Review: The New Jim Crow: Mass Incarceration in the Age of Colorblindness by Michelle Alexander

Cover for The New Jim Crow: Mass Incarceration in the Age of Colorblindness by Michelle Alexander

Title: The New Jim Crow: Mass Incarceration in the Age of Colorblindness

Author: Michelle Alexander

Narrator: Karen Chilton

Length: 16 hrs 57 mins

5 out of 5 stars
5 stars – I loved it!

“The United States now has the highest rate of incarceration in the world, dwarfing the rates of nearly every developed country, even surpassing those in highly repressive regimes like Russia, China, and Iran.”

The New Jim Crow: Mass Incarceration in the Age of Colorblindness is an informative and well researched book about the prison system and how it is the new version of Jim Crow.  This book removes the blinders that have hidden the truth about the criminal justice system in America and its “War on Drugs.” 

As someone who grew up during the 90s, I remember the constant media coverage about the War on Drugs, but at the time I was too young to really understand what it meant. This book shows how this legislation has caused a population explosion in prisons and jails, and that the majority of the people who end up with felonies are Black Americans. Yes, white people are arrested for drug crimes but they are not penalized as heavily as Blacks are, especially if they are first time criminals.
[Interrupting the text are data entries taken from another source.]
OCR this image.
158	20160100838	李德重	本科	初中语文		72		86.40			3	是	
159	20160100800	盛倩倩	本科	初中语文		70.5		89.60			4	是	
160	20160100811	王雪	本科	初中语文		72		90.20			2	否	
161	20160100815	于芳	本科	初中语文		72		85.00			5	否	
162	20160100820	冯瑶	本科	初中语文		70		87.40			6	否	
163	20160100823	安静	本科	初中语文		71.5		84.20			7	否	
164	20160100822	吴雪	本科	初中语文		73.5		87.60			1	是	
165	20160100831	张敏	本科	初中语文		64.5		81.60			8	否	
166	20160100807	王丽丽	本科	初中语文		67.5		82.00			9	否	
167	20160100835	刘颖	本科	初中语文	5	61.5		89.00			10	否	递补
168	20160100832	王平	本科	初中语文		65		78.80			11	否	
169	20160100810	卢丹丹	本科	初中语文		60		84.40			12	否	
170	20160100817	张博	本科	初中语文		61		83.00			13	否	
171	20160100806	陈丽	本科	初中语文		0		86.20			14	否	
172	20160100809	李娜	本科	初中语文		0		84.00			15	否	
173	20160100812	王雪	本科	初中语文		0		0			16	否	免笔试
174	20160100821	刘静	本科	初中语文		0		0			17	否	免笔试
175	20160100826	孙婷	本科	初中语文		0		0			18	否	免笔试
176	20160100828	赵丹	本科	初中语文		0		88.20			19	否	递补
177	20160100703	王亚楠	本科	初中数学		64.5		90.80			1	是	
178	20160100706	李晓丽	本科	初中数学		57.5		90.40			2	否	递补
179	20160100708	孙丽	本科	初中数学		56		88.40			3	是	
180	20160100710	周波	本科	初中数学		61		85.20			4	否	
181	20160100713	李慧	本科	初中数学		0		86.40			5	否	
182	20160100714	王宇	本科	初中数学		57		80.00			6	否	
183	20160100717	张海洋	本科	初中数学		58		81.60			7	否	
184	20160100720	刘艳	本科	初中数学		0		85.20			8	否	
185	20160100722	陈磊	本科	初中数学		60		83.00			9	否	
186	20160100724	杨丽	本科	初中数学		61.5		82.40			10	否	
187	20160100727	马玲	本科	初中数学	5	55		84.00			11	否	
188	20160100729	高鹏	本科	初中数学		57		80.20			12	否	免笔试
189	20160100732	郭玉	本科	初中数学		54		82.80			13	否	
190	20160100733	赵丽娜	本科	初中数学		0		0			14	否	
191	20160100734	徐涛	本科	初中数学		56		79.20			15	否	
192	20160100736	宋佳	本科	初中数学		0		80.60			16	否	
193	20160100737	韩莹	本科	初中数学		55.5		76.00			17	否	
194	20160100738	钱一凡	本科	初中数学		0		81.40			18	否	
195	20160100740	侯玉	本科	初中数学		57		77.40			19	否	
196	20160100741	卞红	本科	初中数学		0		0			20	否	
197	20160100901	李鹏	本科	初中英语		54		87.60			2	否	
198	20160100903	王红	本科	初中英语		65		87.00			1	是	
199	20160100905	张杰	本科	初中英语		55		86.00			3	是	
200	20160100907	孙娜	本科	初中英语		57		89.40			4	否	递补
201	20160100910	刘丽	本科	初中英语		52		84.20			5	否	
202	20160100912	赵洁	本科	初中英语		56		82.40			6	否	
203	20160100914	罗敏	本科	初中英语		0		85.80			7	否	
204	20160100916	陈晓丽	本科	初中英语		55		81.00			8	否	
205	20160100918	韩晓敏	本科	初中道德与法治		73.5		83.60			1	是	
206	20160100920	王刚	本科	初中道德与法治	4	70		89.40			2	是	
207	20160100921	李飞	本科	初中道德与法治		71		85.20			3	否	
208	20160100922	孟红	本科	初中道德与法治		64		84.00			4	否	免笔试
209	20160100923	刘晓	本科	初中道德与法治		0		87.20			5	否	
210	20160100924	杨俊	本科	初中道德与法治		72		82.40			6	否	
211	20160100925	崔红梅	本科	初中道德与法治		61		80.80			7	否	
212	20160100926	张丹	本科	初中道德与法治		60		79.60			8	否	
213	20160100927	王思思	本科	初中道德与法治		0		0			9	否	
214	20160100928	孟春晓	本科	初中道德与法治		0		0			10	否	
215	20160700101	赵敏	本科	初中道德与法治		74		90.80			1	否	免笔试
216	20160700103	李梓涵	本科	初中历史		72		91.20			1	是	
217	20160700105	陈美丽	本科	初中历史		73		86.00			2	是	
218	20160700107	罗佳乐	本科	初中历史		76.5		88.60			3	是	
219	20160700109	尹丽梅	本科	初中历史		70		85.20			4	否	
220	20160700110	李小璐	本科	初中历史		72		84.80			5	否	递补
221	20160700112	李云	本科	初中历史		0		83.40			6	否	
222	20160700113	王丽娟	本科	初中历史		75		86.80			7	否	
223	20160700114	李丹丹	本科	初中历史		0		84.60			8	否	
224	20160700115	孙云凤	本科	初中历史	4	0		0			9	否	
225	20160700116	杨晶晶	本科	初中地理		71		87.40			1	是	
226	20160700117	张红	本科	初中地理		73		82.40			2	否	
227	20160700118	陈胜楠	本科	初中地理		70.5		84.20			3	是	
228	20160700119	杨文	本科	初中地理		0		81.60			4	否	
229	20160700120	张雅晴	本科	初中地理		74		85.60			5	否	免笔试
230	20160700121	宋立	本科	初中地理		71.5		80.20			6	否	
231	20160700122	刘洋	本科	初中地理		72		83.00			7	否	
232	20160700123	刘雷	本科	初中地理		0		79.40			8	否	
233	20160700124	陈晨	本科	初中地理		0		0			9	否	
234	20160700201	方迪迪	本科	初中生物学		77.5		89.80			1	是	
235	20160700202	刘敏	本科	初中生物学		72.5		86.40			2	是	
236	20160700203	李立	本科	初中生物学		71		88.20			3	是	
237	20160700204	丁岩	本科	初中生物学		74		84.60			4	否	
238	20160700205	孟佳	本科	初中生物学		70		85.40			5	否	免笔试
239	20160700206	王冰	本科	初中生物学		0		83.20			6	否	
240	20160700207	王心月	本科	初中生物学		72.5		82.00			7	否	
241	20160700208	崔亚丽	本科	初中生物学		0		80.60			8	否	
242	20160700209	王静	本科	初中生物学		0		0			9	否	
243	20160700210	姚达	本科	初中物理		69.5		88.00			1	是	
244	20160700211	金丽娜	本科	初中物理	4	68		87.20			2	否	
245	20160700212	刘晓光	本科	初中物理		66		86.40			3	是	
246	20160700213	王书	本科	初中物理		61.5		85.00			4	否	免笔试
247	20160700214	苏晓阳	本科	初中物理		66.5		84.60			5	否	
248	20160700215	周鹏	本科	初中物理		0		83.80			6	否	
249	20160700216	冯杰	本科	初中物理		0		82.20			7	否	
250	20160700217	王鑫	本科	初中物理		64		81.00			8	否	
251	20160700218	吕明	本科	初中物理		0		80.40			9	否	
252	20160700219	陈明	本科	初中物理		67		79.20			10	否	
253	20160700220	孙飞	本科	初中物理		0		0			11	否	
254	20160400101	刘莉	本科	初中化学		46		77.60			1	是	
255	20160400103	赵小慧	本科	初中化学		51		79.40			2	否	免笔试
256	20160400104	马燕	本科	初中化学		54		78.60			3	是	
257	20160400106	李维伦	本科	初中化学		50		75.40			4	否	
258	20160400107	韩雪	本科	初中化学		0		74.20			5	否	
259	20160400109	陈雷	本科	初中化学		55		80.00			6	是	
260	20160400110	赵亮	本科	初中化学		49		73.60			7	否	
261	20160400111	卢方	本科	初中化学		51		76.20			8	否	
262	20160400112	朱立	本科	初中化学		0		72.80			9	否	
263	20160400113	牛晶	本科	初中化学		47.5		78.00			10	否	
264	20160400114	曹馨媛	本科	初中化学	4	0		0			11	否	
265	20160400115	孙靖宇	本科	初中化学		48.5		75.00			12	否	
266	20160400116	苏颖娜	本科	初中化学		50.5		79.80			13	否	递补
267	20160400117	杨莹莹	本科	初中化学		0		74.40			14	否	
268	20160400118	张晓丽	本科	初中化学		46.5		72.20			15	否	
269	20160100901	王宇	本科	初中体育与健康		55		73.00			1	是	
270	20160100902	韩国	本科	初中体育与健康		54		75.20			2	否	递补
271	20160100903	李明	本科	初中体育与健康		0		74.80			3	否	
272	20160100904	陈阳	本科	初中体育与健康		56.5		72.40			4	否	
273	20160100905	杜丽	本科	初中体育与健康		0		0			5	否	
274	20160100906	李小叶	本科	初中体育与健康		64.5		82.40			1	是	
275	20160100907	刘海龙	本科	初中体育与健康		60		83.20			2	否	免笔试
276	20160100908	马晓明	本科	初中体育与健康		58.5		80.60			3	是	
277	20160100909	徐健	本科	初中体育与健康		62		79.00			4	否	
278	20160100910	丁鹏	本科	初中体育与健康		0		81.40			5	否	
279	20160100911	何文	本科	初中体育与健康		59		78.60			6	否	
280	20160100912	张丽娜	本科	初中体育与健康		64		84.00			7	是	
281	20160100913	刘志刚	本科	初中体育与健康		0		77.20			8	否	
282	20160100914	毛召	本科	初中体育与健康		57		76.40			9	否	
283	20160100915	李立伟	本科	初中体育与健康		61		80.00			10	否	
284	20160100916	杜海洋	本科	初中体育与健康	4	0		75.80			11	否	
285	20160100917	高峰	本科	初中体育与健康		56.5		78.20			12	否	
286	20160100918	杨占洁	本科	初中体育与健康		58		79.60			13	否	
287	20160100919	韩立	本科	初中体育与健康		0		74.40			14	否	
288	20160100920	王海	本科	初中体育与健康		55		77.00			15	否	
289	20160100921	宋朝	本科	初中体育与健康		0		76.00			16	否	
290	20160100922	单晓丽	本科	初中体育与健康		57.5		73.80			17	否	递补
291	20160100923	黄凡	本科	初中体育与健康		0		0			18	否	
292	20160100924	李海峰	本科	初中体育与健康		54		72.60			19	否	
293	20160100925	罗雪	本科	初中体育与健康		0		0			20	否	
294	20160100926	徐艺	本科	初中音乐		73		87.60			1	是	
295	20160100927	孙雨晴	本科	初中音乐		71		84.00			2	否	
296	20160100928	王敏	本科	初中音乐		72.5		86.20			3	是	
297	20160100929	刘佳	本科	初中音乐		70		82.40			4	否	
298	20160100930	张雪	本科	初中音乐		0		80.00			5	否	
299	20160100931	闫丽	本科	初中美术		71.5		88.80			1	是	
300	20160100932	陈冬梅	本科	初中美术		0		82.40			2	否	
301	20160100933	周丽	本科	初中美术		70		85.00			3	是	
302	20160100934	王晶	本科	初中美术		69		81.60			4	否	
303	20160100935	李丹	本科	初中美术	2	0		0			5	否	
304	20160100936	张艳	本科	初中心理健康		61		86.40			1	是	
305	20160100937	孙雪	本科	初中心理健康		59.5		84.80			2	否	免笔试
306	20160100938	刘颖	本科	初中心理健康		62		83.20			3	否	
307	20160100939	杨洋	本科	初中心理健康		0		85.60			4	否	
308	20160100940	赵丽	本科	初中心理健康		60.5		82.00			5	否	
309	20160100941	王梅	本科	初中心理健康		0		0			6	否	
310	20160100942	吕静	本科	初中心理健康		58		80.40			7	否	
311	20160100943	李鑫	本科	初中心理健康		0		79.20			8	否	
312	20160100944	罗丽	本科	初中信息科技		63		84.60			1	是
“The genius of the current caste system, and what most distinguishes it from its predecessors, is that it appears voluntary. People choose to commit crimes, and that’s why they are locked up or locked out, we are told. This feature makes the politics of responsibility particularly tempting, as it appears the system can be avoided with good behavior. But herein lies the trap. All people make mistakes. All of us are sinners. All of us are criminals. All of us violate the law at some point in our lives. In fact, if the worst thing you have ever done is speed ten miles over the speed limit on the freeway, you have put yourself and others at more risk of harm than someone smoking marijuana in the privacy of his or her living room. Yet there are people in the United States serving life sentences for first-time drug offenses, something virtually unheard of anywhere else in the world.”

Michelle Alexander not only discusses how racist the system is, she also shows how once you are branded a felon you become a second class citizen in this country. A felony means no job, no tuition loans, no food stamps to help your children, no voting, and  no jury service.  While I knew some of what a felony conviction could do, I didn’t realize that it prevented you from things like food stamps, tuition or housing. The effects of a conviction can ruin a life and that is wrong, especially since they do their time for it. 

“As a society, our decision to heap shame and contempt upon those who struggle and fail in a system designed to keep them locked up and locked out says far more about ourselves than it does about them.”

This book will change your perspective on the criminal justice system and shows you that racism and Jim Crow laws didn’t go away, they just changed. This was not an easy read (or listen for me) because this is a heavy topic that can change your whole perspective but it is necessary to learn how terrible the criminal justice system is. I highly recommend this book. Yes it’s dense and hard hitting, but it is important to know the truth of our flawed judicial system.